What is the net torque about the axle on the pulley in Figure P7.19?

#### Step-by-Step Solution

Solution 1

Diameter of the wheel = 4 cm

Radius of the wheel r = 2 cm = 0.02 m

Torque is the rotational equivalent of force

$$\tau=r F \sin \phi$$

Net torque on the pulley about the axle is the sum of the torque due to the $$30 \mathrm{~N}$$ force and the torque due to the $$20 \mathrm{~N}$$ force.

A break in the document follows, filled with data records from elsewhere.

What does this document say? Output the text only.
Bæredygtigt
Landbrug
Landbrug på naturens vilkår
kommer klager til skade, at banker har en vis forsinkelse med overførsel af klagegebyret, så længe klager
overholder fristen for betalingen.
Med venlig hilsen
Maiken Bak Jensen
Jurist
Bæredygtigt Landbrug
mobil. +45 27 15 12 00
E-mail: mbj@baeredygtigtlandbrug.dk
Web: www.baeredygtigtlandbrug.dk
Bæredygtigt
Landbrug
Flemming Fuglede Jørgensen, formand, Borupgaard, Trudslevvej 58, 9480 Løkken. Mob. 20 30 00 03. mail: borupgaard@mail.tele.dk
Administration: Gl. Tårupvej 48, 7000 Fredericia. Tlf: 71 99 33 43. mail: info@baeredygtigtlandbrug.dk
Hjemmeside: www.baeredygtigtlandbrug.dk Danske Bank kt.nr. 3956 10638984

\begin{aligned} &\tau=(30 \mathrm{~N}) r_{1} \sin \phi_{1}+(20 \mathrm{~N}) r_{2} \sin \phi_{2} \\ &=(30 \mathrm{~N})(0.02 \mathrm{~m}) \sin \left(-90^{\circ}\right)+(20 \mathrm{~N})(0.02 \mathrm{~m}) \sin 90^{\circ} \\ &=(-0.6 \mathrm{Nm})+(0.4 \mathrm{Nm}) \\ &=-0.2 \mathrm{Nm} \end{aligned}

The net torque is negative, so the pulley moves in a clockwise motion.